Alternatives	Performance Scores
	Original	Scenario 1	Scenario 2	Scenario 3	Scenario 4	Scenario 5	Scenario 6	Scenario 7	Scenario 8	Scenario 9	Scenario 10	Scenario 11	Scenario 12
A1	0.0000	0.0000	0.0712	0.0550	0.2334	0.0000	0.1374	0.0000	0.0000	0.0000	0.0000	0.0000	0.0000
A2	0.9230	0.7977	1.0000	0.9117	1.0000	0.8676	0.9945	0.8249	0.9763	0.9765	0.9147	0.8623	0.9271
A3	1.0000	1.0000	0.9700	1.0000	0.9658	1.0000	1.0000	1.0000	1.0000	1.0000	1.0000	1.0000	1.0000
A4	0.0372	0.0452	0.0000	0.0000	0.0000	0.0353	0.0000	0.1387	0.2059	0.2071	0.1365	0.0360	0.0871

and Figure 3 demonstrate that A3 consistently holds the highest rank across all scenarios, highlighting its dominance as the top-performing alternative. Its balanced performance across all criteria ensures that its ranking remains unaffected by the exclusion of any single criterion. Similarly, A2 maintains a stable second position throughout, reaffirming its reliability and robustness as a strong choice.

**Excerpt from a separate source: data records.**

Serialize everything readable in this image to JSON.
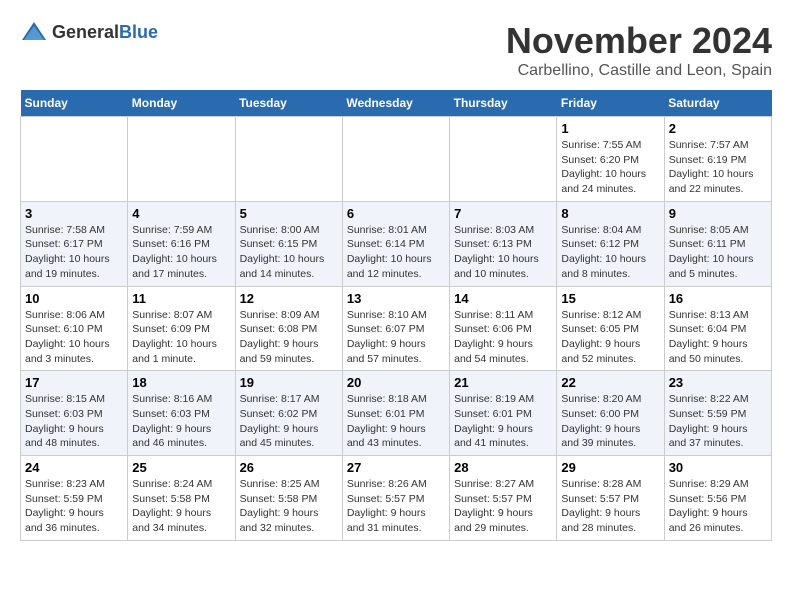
{
  "logo": {
    "general": "General",
    "blue": "Blue"
  },
  "header": {
    "month": "November 2024",
    "location": "Carbellino, Castille and Leon, Spain"
  },
  "weekdays": [
    "Sunday",
    "Monday",
    "Tuesday",
    "Wednesday",
    "Thursday",
    "Friday",
    "Saturday"
  ],
  "weeks": [
    [
      {
        "day": "",
        "content": ""
      },
      {
        "day": "",
        "content": ""
      },
      {
        "day": "",
        "content": ""
      },
      {
        "day": "",
        "content": ""
      },
      {
        "day": "",
        "content": ""
      },
      {
        "day": "1",
        "content": "Sunrise: 7:55 AM\nSunset: 6:20 PM\nDaylight: 10 hours and 24 minutes."
      },
      {
        "day": "2",
        "content": "Sunrise: 7:57 AM\nSunset: 6:19 PM\nDaylight: 10 hours and 22 minutes."
      }
    ],
    [
      {
        "day": "3",
        "content": "Sunrise: 7:58 AM\nSunset: 6:17 PM\nDaylight: 10 hours and 19 minutes."
      },
      {
        "day": "4",
        "content": "Sunrise: 7:59 AM\nSunset: 6:16 PM\nDaylight: 10 hours and 17 minutes."
      },
      {
        "day": "5",
        "content": "Sunrise: 8:00 AM\nSunset: 6:15 PM\nDaylight: 10 hours and 14 minutes."
      },
      {
        "day": "6",
        "content": "Sunrise: 8:01 AM\nSunset: 6:14 PM\nDaylight: 10 hours and 12 minutes."
      },
      {
        "day": "7",
        "content": "Sunrise: 8:03 AM\nSunset: 6:13 PM\nDaylight: 10 hours and 10 minutes."
      },
      {
        "day": "8",
        "content": "Sunrise: 8:04 AM\nSunset: 6:12 PM\nDaylight: 10 hours and 8 minutes."
      },
      {
        "day": "9",
        "content": "Sunrise: 8:05 AM\nSunset: 6:11 PM\nDaylight: 10 hours and 5 minutes."
      }
    ],
    [
      {
        "day": "10",
        "content": "Sunrise: 8:06 AM\nSunset: 6:10 PM\nDaylight: 10 hours and 3 minutes."
      },
      {
        "day": "11",
        "content": "Sunrise: 8:07 AM\nSunset: 6:09 PM\nDaylight: 10 hours and 1 minute."
      },
      {
        "day": "12",
        "content": "Sunrise: 8:09 AM\nSunset: 6:08 PM\nDaylight: 9 hours and 59 minutes."
      },
      {
        "day": "13",
        "content": "Sunrise: 8:10 AM\nSunset: 6:07 PM\nDaylight: 9 hours and 57 minutes."
      },
      {
        "day": "14",
        "content": "Sunrise: 8:11 AM\nSunset: 6:06 PM\nDaylight: 9 hours and 54 minutes."
      },
      {
        "day": "15",
        "content": "Sunrise: 8:12 AM\nSunset: 6:05 PM\nDaylight: 9 hours and 52 minutes."
      },
      {
        "day": "16",
        "content": "Sunrise: 8:13 AM\nSunset: 6:04 PM\nDaylight: 9 hours and 50 minutes."
      }
    ],
    [
      {
        "day": "17",
        "content": "Sunrise: 8:15 AM\nSunset: 6:03 PM\nDaylight: 9 hours and 48 minutes."
      },
      {
        "day": "18",
        "content": "Sunrise: 8:16 AM\nSunset: 6:03 PM\nDaylight: 9 hours and 46 minutes."
      },
      {
        "day": "19",
        "content": "Sunrise: 8:17 AM\nSunset: 6:02 PM\nDaylight: 9 hours and 45 minutes."
      },
      {
        "day": "20",
        "content": "Sunrise: 8:18 AM\nSunset: 6:01 PM\nDaylight: 9 hours and 43 minutes."
      },
      {
        "day": "21",
        "content": "Sunrise: 8:19 AM\nSunset: 6:01 PM\nDaylight: 9 hours and 41 minutes."
      },
      {
        "day": "22",
        "content": "Sunrise: 8:20 AM\nSunset: 6:00 PM\nDaylight: 9 hours and 39 minutes."
      },
      {
        "day": "23",
        "content": "Sunrise: 8:22 AM\nSunset: 5:59 PM\nDaylight: 9 hours and 37 minutes."
      }
    ],
    [
      {
        "day": "24",
        "content": "Sunrise: 8:23 AM\nSunset: 5:59 PM\nDaylight: 9 hours and 36 minutes."
      },
      {
        "day": "25",
        "content": "Sunrise: 8:24 AM\nSunset: 5:58 PM\nDaylight: 9 hours and 34 minutes."
      },
      {
        "day": "26",
        "content": "Sunrise: 8:25 AM\nSunset: 5:58 PM\nDaylight: 9 hours and 32 minutes."
      },
      {
        "day": "27",
        "content": "Sunrise: 8:26 AM\nSunset: 5:57 PM\nDaylight: 9 hours and 31 minutes."
      },
      {
        "day": "28",
        "content": "Sunrise: 8:27 AM\nSunset: 5:57 PM\nDaylight: 9 hours and 29 minutes."
      },
      {
        "day": "29",
        "content": "Sunrise: 8:28 AM\nSunset: 5:57 PM\nDaylight: 9 hours and 28 minutes."
      },
      {
        "day": "30",
        "content": "Sunrise: 8:29 AM\nSunset: 5:56 PM\nDaylight: 9 hours and 26 minutes."
      }
    ]
  ]
}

In contrast, A1 and A4 exhibit rank fluctuations in specific scenarios. For instance, A1 improves its ranking when VC03 is removed, suggesting a significant dependency on this criterion. The exclusion of VC03 also results in noticeable changes in the performance scores of A1 and A4, underscoring the critical role this criterion plays in differentiating these alternatives. Furthermore, the removal of VC08 or VC09 has a considerable effect on A4’s performance, emphasizing the importance of these criteria for this alternative.

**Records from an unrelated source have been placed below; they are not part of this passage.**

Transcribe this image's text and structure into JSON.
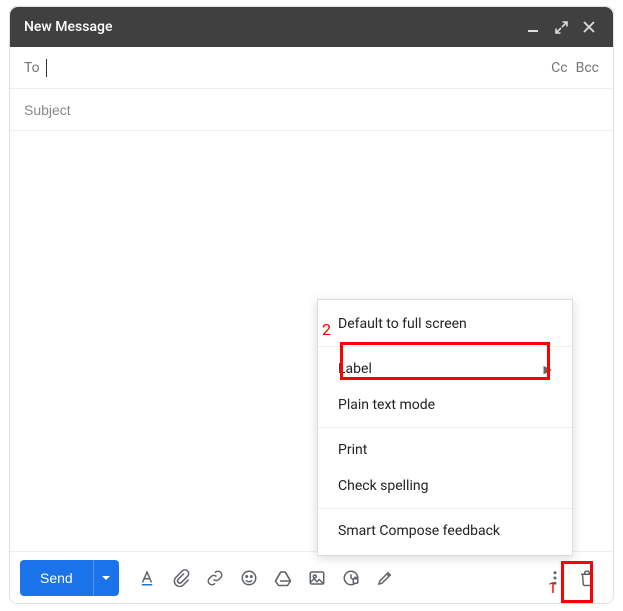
{
  "header": {
    "title": "New Message"
  },
  "fields": {
    "to_label": "To",
    "cc_label": "Cc",
    "bcc_label": "Bcc",
    "subject_placeholder": "Subject"
  },
  "toolbar": {
    "send_label": "Send"
  },
  "menu": {
    "default_full_screen": "Default to full screen",
    "label": "Label",
    "plain_text": "Plain text mode",
    "print": "Print",
    "check_spelling": "Check spelling",
    "smart_compose": "Smart Compose feedback"
  },
  "annotations": {
    "a1": "1",
    "a2": "2"
  }
}
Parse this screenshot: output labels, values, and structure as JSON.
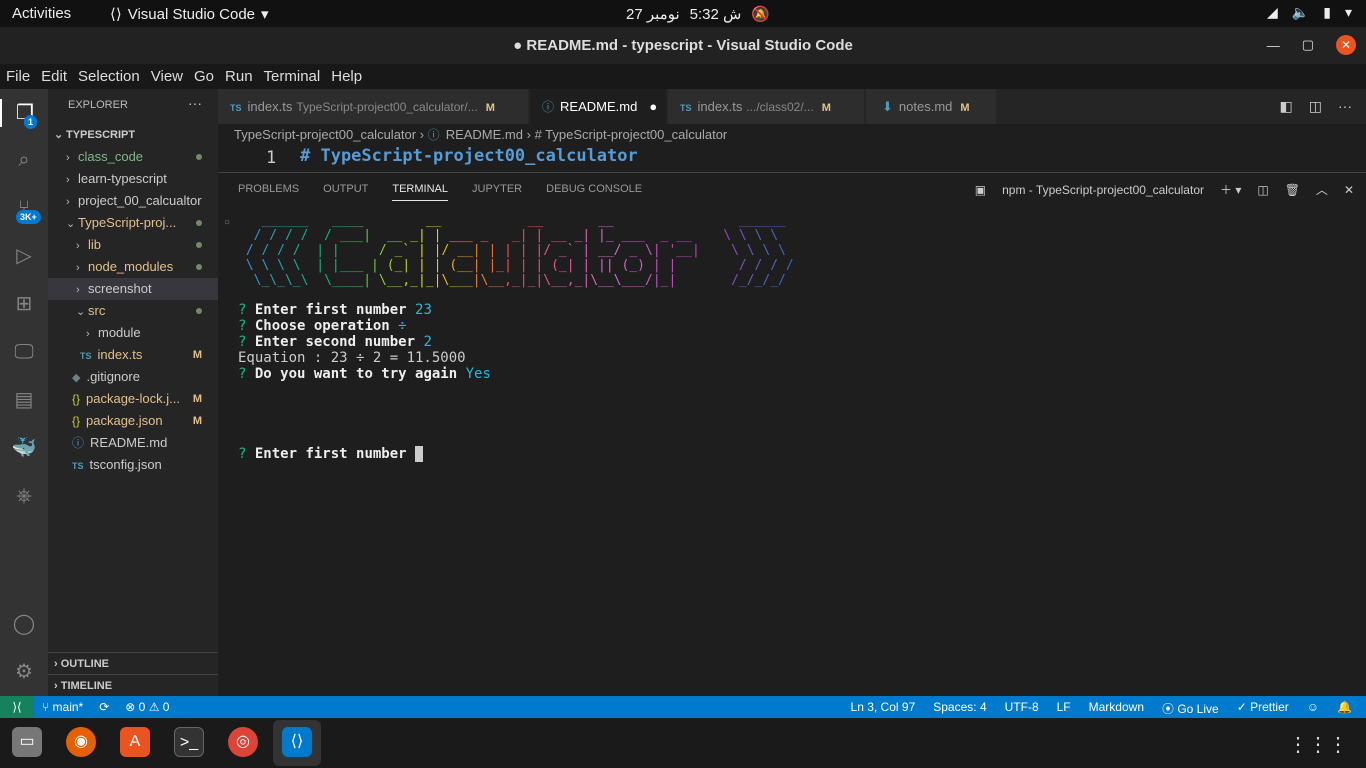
{
  "os": {
    "activities": "Activities",
    "app_name": "Visual Studio Code",
    "clock": "5:32 ش",
    "date": "27 نومبر"
  },
  "window": {
    "title": "● README.md - typescript - Visual Studio Code"
  },
  "menu": [
    "File",
    "Edit",
    "Selection",
    "View",
    "Go",
    "Run",
    "Terminal",
    "Help"
  ],
  "activity_badges": {
    "explorer": "1",
    "source_control": "3K+"
  },
  "explorer": {
    "header": "EXPLORER",
    "root": "TYPESCRIPT",
    "items": [
      {
        "label": "class_code"
      },
      {
        "label": "learn-typescript"
      },
      {
        "label": "project_00_calcualtor"
      },
      {
        "label": "TypeScript-proj..."
      },
      {
        "label": "lib"
      },
      {
        "label": "node_modules"
      },
      {
        "label": "screenshot"
      },
      {
        "label": "src"
      },
      {
        "label": "module"
      },
      {
        "label": "index.ts",
        "badge": "M"
      },
      {
        "label": ".gitignore"
      },
      {
        "label": "package-lock.j...",
        "badge": "M"
      },
      {
        "label": "package.json",
        "badge": "M"
      },
      {
        "label": "README.md"
      },
      {
        "label": "tsconfig.json"
      }
    ],
    "outline": "OUTLINE",
    "timeline": "TIMELINE"
  },
  "tabs": [
    {
      "label": "index.ts",
      "path": "TypeScript-project00_calculator/...",
      "mod": "M",
      "icon": "TS"
    },
    {
      "label": "README.md",
      "icon": "ⓘ"
    },
    {
      "label": "index.ts",
      "path": ".../class02/...",
      "mod": "M",
      "icon": "TS"
    },
    {
      "label": "notes.md",
      "mod": "M"
    }
  ],
  "breadcrumb": {
    "a": "TypeScript-project00_calculator",
    "b": "README.md",
    "c": "# TypeScript-project00_calculator"
  },
  "editor": {
    "line_number": "1",
    "line_text": "# TypeScript-project00_calculator"
  },
  "panel": {
    "tabs": [
      "PROBLEMS",
      "OUTPUT",
      "TERMINAL",
      "JUPYTER",
      "DEBUG CONSOLE"
    ],
    "terminal_name": "npm - TypeScript-project00_calculator"
  },
  "terminal": {
    "ascii_art": "   ______   ____        __           __       __                ______\n  / / / /  / ___|  __ _| | ___ _   _| | __ _| |_ ___  _ __    \\ \\ \\ \\\n / / / /  | |     / _` | |/ __| | | | |/ _` | __/ _ \\| '__|    \\ \\ \\ \\\n \\ \\ \\ \\  | |___ | (_| | | (__| |_| | | (_| | || (_) | |        / / / /\n  \\_\\_\\_\\  \\____| \\__,_|_|\\___|\\__,_|_|\\__,_|\\__\\___/|_|       /_/_/_/",
    "lines": [
      {
        "prompt": "?",
        "text": "Enter first number",
        "answer": "23"
      },
      {
        "prompt": "?",
        "text": "Choose operation",
        "answer": "÷"
      },
      {
        "prompt": "?",
        "text": "Enter second number",
        "answer": "2"
      },
      {
        "plain": "Equation : 23 ÷ 2 = 11.5000"
      },
      {
        "prompt": "?",
        "text": "Do you want to try again",
        "answer": "Yes"
      }
    ],
    "current_prompt": "?",
    "current_text": "Enter first number"
  },
  "status": {
    "branch": "main*",
    "errors": "⊗ 0 ⚠ 0",
    "position": "Ln 3, Col 97",
    "spaces": "Spaces: 4",
    "encoding": "UTF-8",
    "eol": "LF",
    "language": "Markdown",
    "golive": "Go Live",
    "prettier": "Prettier"
  }
}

The stability of A3’s performance across all scenarios (Figure 4) establishes it as a robust and reliable option with strong overall attributes. Meanwhile, the relatively consistent rankings of A3 and A2 bolster confidence in their positions as the top alternatives, making them dependable choices regardless of the scenario.

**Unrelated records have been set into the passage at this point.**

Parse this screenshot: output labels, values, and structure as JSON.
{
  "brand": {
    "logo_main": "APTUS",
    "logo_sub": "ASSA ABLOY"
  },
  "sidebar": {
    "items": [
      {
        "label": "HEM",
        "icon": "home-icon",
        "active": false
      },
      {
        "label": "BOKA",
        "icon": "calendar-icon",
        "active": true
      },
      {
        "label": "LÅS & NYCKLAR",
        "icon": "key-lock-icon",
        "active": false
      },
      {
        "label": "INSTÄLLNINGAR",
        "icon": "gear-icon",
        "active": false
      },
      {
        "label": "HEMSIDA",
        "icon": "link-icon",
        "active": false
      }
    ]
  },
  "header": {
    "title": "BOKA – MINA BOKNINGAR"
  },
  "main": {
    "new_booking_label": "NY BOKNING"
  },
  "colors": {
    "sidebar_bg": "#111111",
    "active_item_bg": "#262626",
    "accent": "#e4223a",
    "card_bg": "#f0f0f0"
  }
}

The sensitivity analysis highlights the impact of removing CO₂ Emission Reduction (SG05), Durability and Lifespan (SG03), and Initial Investment Cost (SG08) on alternative performance scores, underscoring their influence on the final rankings. These findings suggest that decision-makers in this case prioritize CO₂ reduction, durability, and cost efficiency, and they play a crucial role in technology selection. Additionally, manufacturers should focus on enhancing smart glass performance across these criteria to improve their competitiveness and alignment with sustainability and economic considerations in building projects.

5. Conclusions

In this study, the authors developed a fuzzy multi-criteria decision-making (MCDM) model to evaluate and select the optimal sustainable smart glass technology within the context of the architecture and construction industries’ efforts to implement environmentally friendly solutions. The model integrates the FAHP model to calculate the criteria weights and the TODIM model to rank various smart glass technology alternatives. As a result, the most suitable smart glass technology was identified, offering substantial benefits in reducing energy consumption while maintaining aesthetic appeal and durability. This study contributes to sustainable architecture by introducing a fuzzy multi-criteria decision-making (MCDM) model for selecting optimal smart glass technology—one of the few studies applying fuzzy logic in this field. Unlike traditional methods, this approach provides a comprehensive evaluation framework encompassing technical, environmental, economic, and social criteria, ensuring the selection of smart glass technology that enhances energy efficiency, reduces CO₂ emissions, and supports sustainable building operations. The findings offer practical guidance for architects, developers, and policymakers, reinforcing the role of smart glass in advancing green and energy-efficient buildings.

In the future, this study can be extended by adding additional criteria to enhance the model’s comprehensiveness and experimenting with other multi-criteria decision-making (MCDM) methods to improve its accuracy and applicability. Additionally, to strengthen the sensitivity analysis, future research could consider three weighting approaches for the experts: (i) equal weighting, (ii) experience-based weighting, and (iii) familiarity-based weighting. Furthermore, the model can be applied to other industries or regions with varying geographical and climatic characteristics to verify its feasibility and expand the application potential of sustainable smart glass technology.